Des Anglais l’avaient fait construire. Une famille anglaise, — qui s’éteignait faute d’enfants, — le perdait, pendant que les parents de Suzanne l’acquéraient, par miracle, vraiment.

Dès que Marielle eut appris la nouvelle, elle envia Suzanne, elle qui pourtant, de nature, n’avait rien de l’envieuse. Sa seule consolation c’était de penser qu’à l’été, elle irait elle aussi, vivre la vie de château, puisque déjà on l’avait invitée.

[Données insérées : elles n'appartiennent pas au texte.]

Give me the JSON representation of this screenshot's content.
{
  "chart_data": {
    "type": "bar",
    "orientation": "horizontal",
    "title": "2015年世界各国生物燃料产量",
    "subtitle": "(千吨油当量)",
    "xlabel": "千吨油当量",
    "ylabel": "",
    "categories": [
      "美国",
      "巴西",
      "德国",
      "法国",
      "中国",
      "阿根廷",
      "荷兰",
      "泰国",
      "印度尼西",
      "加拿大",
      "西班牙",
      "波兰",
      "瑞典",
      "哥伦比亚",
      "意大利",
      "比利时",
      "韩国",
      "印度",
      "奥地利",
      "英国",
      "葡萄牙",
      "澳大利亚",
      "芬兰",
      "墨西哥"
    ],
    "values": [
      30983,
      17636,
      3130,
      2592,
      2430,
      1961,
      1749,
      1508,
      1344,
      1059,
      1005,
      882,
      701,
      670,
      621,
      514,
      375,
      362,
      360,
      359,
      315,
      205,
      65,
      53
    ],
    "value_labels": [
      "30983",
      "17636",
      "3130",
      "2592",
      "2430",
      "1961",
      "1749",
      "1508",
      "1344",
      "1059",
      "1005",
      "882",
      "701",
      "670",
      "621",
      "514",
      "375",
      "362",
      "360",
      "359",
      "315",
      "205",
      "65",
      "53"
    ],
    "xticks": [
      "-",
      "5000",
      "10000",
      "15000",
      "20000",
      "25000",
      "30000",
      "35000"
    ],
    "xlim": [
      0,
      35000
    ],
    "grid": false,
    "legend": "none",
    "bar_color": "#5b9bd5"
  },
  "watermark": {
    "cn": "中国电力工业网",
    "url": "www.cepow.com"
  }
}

— Tu viendras me désennuyer, car j’en aurai besoin, lui avait dit Suzanne, lui montrant sans enthousiasme, les belles photos où l’on voyait la ferme, les bâtiments, le silo…

— C’est à dix minutes du chemin, lui avait encore dit Suzanne. De la route, tu ne vois rien. Tu montes par un chemin étroit, rocheux et épouvantable pour une auto, et tu arrives en haut dans une forêt profonde qui t’enferme à jamais. Le château est là. Pour un château, c’en est un vrai. Il a sa tour, ses pignons, il est beau. Mais la pensée de l’habiter ne m’enchante guère.

Heureusement, la mère de Suzanne avait de l’enthousiasme pour cinquante ! C’était une femme jeune de cœur et de visage, qui débordait d’entrain. Elle parlait autrement que sa fille et Marielle éblouie l’écoutait raconter ce rêve :

— Tu as vu le film Rebecca ? Tu te rappelles quand on nous montre la belle façade de Manderly ? Eh bien, Marielle, en plus petit, mon château ressemble à Manderly.